The fourth vehicle is being prepared for assignment as well, Wagner said.
“One vehicle comes in about once a month to us, so a few more months before we get them all,” he added.
The new Fords are the first marked vehicles to be added to the police department’s county-owned fleet in about a decade. Orchid Isle Auto Center is supplying the 10 six-cylinder, four-wheel-drive vehicles, each of which costs $61,502.07, or $615,020.70 in total.
The vehicles are wired for the department’s police radios and in-car computers. Each is fully equipped with lights, sirens and speakers, and comes under warranty and with decals already affixed. The price also covers additional options selected by the department, including locking rear cargo storage, mirror lightheads, mounted gun rack and computer mount.
The county first acquired marked police vehicles in 2008-09 when 33 sedans and SUVs, each costing $55,000 to $67,000, hit the roads. About two dozen remain in use, and the department has previously said it will continue to utilize older fleet vehicles that remain in “operable condition.”
The 2008-09 procurement followed the county instituting a Police Fleet Implementation Group to study setting up a fleet vehicle program to address questions over the department’s use of mostly unmarked vehicles lacking uniform paint, police emblems and other official markings.
Maui is the only county in the state with 100 percent use of fleet vehicles.
At the time, all officers drove their private vehicles and were reimbursed for furnishing it for police use.
The group recommended a switch to all fleet vehicles.
The county ultimately opted to implement a hybrid program with county-owned fleet cars and subsidized vehicles. That program remains in place today. Budgetary constraints kept police from expanding the fleet until 2018 when Mayor Harry Kim included funding for 10 vehicles in his 2018-19 budget.
Currently, officers are responsible for providing and maintaining their own vehicles that have to meet certain criteria set by the department, such as engine size. Officers receive a monthly subsidy of $600, and are expected to furnish an insured vehicle at all times. Each also receives a gallon of gas for every 10 miles driven on official duty.
However, discussion of transitioning to a full fleet vehicle system is back on the table.

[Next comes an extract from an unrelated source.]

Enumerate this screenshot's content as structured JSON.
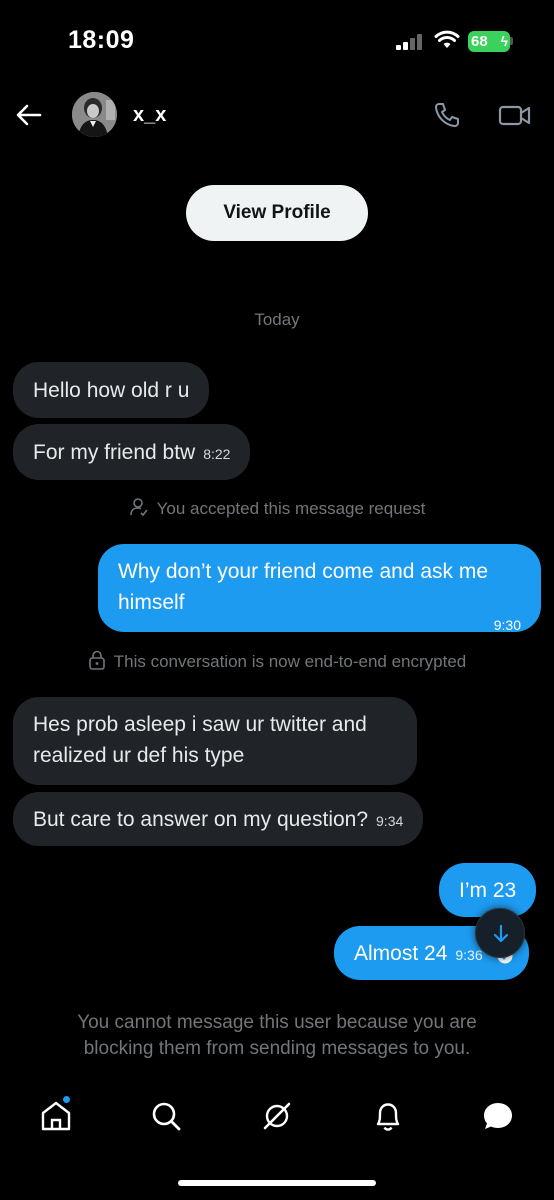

In March, the county Cost of Government Commission submitted a report to Mayor Harry Kim’s office recommending conversion to fleet vehicles for the entire department. The commission estimated savings at $2 million over a five-year conversion process. That assumed use of existing county facilities to maintain the vehicles.
The report proposed purchasing 162 vehicles, or 40 percent of the number of personal vehicles in use.
The recommendation has yet to be presented to the County Council because the Mayor’s Office is working to submit its departmental responses in one package. Once compiled, it will be presented to the County Council.